Once you start writing longer scripts, you'll want to be aware of the ability to profile in python, which will help you identify where your code is slow. Hopefully this has given you a few places to look.
OK, for large lists, a recursive solution will take more and more time & space, and eventually reach the recursion limit and die. So, on the theoretical side, you could work on ways to save time and space.
Hint: tail-recursive functions (such as the one you've written) can be rewritten as loops
On a more practical side, you may consider the use cases of your function. Maybe there's somebody who doesn't want the whole list of permutations at once, but a single one each time - there's a good opportunity to learn about yield and generators.
Also, for something generally not directly applicable to your question: k-combinations and multisets are closely related to permutations. Perhaps you can extend your function (or write a new one) which will produce the k-combinations and/or multiset the user asks for.
The first thing I notice is that the code is hard to understand. The variable names are completely meaningless, replace them with meaningful names. It also seems like you're using i as a loop index, which is almost always bad style in python, because you can do for item in list:.
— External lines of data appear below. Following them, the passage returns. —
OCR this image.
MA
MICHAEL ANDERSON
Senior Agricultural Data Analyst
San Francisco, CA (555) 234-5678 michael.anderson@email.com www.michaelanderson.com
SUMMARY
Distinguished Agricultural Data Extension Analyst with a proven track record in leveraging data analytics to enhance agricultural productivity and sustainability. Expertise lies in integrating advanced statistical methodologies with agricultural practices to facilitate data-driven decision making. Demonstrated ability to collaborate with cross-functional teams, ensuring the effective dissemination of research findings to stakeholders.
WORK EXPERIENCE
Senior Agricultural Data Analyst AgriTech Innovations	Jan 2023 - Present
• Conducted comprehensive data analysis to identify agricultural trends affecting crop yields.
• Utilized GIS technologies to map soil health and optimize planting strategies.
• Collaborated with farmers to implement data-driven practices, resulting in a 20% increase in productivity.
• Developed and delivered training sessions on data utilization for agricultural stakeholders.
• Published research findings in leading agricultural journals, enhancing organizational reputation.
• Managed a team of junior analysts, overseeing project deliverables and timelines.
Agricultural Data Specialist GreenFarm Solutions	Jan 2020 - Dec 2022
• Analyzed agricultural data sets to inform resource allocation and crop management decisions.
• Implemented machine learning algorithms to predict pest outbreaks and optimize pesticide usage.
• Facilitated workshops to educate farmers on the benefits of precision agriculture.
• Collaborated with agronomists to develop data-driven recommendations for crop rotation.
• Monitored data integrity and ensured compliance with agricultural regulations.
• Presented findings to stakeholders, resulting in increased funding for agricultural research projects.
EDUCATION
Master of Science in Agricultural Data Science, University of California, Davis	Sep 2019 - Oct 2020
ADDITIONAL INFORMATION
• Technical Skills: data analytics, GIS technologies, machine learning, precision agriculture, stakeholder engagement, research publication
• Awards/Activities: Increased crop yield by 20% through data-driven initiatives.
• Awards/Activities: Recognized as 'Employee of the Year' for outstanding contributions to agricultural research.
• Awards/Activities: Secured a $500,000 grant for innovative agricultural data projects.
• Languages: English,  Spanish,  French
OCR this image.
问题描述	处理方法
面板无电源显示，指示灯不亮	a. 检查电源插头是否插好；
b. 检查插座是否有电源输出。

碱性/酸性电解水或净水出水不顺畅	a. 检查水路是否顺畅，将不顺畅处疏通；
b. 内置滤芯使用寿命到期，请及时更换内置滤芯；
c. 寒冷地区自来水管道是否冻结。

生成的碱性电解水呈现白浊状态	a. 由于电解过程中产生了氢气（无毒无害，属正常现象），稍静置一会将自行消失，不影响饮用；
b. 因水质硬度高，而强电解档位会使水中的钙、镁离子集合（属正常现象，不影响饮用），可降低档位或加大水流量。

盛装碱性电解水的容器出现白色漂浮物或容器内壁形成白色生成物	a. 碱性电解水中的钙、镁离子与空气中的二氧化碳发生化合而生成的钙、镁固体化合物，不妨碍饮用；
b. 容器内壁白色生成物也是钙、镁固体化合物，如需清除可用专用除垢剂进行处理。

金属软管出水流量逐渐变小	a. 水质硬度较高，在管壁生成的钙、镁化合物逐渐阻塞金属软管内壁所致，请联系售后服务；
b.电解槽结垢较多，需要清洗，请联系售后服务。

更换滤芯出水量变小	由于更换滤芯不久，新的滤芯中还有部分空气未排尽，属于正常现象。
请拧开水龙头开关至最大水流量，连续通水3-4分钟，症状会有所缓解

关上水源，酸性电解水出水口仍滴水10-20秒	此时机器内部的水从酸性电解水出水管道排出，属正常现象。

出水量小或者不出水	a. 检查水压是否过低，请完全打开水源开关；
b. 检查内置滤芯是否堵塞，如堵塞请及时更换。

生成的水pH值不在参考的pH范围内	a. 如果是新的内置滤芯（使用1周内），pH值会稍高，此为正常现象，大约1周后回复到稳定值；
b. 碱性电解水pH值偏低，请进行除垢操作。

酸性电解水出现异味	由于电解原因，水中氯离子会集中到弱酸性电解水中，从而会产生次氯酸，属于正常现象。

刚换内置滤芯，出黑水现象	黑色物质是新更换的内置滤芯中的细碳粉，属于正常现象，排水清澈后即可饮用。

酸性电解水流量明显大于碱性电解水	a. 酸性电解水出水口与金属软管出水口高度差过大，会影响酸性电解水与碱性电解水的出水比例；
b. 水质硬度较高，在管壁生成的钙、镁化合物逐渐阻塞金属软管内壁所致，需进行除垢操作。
This is not really performance related, but there is a glaring bug in the code. Using a list as a default parameter does not do what you think it does - it will create one list object that will be shared by every call to perm(), so the second time you call perm you will have the value in c of whatever it contained when the last call finished. This is a common beginner's error.
You also say "when I use bigger lists it takes some time to generate all the permutations of the list". What did you expect? The number of permutations is equal to the factorial of the length of the list, and that grows big fast! For example a list of length 20 will have 2432902008176640000 permutations. Even the most efficient algorithm in the world is "going to take some time" for a list this size, even if it did not run out of memory first. If our hypothetical algorithm generated a billion permutations a second it would still take 77 years to run. Can you be more specific about the length of lists you are using and how long it is taking?